Outra criação famosa é o Bentinho, do “Dom Casmurro”, de 1899. Vizinho, amigo de infância, namorado, noivo e, finalmente, marido da eterna Capitu, a detentora de olhos de cigana, e que são, ainda, “oblíquos e dissimulados”, sempre me passou a impressão de ser, ao seu modo, meio louco. É, com certeza, inseguro, sem pertinácia, sem vontade. Capitu é o seu ponto de apoio e isso desde a mais tenra infância. É doente de ciúmes. É absenteísta. Há, neste ponto, uma passagem da narrativa, belíssima, em que o pobre ex- seminarista afirma faltar a si mesmo. Tudo somado, eis um pobre coitado a transitar em tresloucado universo feito de sombras e de pensamentos, clivado por medos e ciúmes e desconfianças e loucuras. Eis a argamassa perfeita com a qual será erguido e sedimentado o maior mistério da literatura nacional, a desafiar – parece-me que até o fim dos séculos – a curiosidade em torno da existência, ou não, de um portentoso par de chifres a enfeitar, pelo resto dos tempos, a transtornada cabeça do casmurro Bentinho. Interessante é que, apesar da persistência e da dúvida quanto ao adultério de Capitu, não seria essa a temática fulcral do famoso romance. Que tal pensar na possibilidade da “dúvida” como o eixo da narrativa? Dúvida em relação à fidelidade de Capitu, certamente. Mas, ainda, em relação à vida – esta eterna dissimulada, sempre à espreita, pronta pra nos abandonar a qualquer momento. Dúvida em relação ao Brasil, cujas elites, ontem como hoje, viram as costas para o país e traem o seu povo. Dúvida quanto ao fato de sermos, muito provavelmente, uma eterna Casa Verde, povoada por malucos e genocidas de variados matizes e espectros. Dúvidas, dúvidas.

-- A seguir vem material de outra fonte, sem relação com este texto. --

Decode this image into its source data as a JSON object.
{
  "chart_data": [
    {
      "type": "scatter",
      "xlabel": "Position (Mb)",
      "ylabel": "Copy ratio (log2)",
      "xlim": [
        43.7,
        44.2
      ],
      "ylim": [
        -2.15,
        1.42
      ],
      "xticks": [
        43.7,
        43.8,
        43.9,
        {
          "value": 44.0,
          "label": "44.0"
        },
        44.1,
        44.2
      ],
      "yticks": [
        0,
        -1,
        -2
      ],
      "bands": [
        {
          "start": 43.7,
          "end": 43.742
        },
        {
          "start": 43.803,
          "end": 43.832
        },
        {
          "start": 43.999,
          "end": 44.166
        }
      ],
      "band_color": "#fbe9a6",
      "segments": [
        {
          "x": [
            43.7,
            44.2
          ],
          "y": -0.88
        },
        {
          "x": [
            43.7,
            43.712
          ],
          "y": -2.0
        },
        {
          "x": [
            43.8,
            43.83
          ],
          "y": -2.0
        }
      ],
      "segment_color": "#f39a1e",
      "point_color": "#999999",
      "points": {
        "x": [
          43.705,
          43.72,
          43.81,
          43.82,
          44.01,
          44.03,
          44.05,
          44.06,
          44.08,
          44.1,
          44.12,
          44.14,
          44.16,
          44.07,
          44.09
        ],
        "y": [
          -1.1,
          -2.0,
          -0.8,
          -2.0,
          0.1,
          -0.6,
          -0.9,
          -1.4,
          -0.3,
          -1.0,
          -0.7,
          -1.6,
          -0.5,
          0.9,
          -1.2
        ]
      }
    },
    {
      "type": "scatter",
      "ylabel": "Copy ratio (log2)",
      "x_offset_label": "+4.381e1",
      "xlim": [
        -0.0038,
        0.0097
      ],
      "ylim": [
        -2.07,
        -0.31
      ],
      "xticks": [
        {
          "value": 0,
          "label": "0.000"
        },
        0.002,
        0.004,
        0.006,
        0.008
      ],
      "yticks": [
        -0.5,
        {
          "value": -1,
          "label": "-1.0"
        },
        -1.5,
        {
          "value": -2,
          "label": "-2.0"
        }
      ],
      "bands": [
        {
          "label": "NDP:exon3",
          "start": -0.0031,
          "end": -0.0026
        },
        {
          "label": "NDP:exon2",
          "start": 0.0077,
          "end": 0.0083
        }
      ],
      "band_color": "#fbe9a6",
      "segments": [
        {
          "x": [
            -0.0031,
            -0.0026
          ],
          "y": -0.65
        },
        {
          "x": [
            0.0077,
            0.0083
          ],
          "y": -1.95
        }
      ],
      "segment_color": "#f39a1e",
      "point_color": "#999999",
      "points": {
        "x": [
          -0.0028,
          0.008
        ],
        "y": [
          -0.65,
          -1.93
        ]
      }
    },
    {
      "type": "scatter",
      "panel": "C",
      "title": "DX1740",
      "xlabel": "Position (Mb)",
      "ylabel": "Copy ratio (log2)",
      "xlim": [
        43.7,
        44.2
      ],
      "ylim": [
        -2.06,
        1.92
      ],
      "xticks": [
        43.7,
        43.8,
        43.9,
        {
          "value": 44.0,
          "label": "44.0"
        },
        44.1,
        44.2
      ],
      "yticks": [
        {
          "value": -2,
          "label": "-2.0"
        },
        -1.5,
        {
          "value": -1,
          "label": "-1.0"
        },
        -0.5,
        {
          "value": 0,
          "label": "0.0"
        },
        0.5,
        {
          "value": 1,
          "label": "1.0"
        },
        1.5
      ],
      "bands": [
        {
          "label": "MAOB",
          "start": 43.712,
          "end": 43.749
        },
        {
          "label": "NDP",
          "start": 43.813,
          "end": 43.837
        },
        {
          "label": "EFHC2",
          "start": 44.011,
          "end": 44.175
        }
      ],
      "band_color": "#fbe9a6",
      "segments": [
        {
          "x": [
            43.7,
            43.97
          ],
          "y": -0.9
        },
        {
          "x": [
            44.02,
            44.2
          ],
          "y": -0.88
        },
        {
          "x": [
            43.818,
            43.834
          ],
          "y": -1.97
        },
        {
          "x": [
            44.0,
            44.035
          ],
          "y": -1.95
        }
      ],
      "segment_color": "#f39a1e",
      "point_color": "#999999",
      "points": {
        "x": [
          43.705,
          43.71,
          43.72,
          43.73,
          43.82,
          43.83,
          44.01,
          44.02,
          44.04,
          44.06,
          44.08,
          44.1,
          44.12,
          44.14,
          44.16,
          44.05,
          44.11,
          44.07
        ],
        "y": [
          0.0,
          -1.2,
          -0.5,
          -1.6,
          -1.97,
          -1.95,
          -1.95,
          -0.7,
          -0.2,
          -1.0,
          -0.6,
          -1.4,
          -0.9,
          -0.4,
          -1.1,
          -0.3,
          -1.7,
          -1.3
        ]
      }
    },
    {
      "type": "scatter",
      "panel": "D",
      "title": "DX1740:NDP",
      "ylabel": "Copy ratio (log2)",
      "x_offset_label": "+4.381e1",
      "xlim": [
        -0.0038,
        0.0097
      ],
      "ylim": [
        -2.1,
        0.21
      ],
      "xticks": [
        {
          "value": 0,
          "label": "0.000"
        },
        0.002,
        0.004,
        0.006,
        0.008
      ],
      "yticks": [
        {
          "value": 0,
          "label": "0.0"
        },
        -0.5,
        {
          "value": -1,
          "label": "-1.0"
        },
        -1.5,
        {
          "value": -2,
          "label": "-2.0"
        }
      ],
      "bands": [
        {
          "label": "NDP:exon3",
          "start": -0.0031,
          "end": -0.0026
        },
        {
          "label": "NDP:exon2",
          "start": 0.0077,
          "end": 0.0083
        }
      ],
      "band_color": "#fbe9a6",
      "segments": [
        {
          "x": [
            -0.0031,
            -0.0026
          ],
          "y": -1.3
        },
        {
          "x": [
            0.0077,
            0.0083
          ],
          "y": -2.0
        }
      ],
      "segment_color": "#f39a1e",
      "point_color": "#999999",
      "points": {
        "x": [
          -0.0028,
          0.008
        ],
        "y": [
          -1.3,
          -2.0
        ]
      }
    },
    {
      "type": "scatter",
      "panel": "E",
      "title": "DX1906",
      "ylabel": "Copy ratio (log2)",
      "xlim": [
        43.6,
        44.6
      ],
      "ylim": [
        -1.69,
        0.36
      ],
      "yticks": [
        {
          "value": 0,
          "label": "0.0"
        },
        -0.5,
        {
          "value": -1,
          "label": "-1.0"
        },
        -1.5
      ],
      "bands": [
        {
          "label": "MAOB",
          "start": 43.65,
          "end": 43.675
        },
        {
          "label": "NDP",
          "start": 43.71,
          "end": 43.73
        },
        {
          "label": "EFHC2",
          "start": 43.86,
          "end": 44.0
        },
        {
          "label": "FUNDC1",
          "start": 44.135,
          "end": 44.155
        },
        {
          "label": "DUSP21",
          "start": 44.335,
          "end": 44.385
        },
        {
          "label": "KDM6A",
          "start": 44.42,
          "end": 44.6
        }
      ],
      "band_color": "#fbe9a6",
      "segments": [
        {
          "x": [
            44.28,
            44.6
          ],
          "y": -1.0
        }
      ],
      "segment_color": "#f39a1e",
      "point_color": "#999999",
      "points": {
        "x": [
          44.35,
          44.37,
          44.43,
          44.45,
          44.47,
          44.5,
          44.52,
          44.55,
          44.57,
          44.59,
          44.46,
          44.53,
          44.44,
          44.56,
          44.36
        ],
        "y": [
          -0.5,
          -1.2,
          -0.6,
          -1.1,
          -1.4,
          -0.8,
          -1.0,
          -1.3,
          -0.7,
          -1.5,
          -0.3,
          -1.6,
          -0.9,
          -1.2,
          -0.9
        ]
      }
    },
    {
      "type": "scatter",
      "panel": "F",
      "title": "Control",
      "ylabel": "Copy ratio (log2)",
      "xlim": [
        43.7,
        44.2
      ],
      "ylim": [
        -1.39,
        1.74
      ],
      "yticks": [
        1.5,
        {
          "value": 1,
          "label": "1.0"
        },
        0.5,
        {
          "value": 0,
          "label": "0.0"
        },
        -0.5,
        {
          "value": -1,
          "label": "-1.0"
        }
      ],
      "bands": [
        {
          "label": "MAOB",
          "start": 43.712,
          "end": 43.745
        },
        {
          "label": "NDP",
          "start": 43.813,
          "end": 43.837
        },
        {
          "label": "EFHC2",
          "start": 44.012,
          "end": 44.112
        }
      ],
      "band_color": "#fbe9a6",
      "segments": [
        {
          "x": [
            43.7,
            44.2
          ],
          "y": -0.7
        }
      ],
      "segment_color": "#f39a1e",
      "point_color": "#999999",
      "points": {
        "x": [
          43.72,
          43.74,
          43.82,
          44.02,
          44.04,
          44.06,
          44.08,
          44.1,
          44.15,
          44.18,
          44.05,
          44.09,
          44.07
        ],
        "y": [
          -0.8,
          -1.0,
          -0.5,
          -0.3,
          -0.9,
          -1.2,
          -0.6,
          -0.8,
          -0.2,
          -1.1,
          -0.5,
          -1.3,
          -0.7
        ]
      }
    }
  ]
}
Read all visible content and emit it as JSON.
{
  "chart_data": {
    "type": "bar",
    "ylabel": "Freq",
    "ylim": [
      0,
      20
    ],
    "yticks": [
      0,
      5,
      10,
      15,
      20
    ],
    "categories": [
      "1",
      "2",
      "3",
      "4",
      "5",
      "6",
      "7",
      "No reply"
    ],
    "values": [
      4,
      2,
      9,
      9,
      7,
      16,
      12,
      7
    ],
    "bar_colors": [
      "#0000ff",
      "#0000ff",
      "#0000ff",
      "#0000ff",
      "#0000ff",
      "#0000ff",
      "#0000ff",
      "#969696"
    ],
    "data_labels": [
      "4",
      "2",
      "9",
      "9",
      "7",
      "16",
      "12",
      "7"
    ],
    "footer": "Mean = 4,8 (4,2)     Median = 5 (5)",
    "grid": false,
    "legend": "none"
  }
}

Machado de Assis é o mundo: atual, tristemente atual. Gosto de relê-lo para me fazer perguntas, muito mais do que para encontrar respostas. Ao errar por sua obra, quedo-me, impressionado, ante o vigor e a permanência das reflexões e percepções ali inscritas. Vejo ali a nossa loucura, a nossa desrazão. Ali encontro os que anteciparam o nosso “Simão Bacamarte” contemporâneo. Ali estão os prenúncios da nossa Casa Verde destroçada, atual, enlouquecida e asfixiada. Eis ali a nossa tragédia cotidiana, o desvario de um país que optou por ser nada, transformado em pária que foi, andrajoso que está, a desfilar, desatinado, a sua miséria sanitária e política. Somos, com efeito, um fantasma geopolítico a assombrar o mundo.
O Brás Cubas, do Machado, estava tristemente certo ao proclamar: “Não tive filhos, não transmiti a nenhuma criatura o legado da nossa miséria.”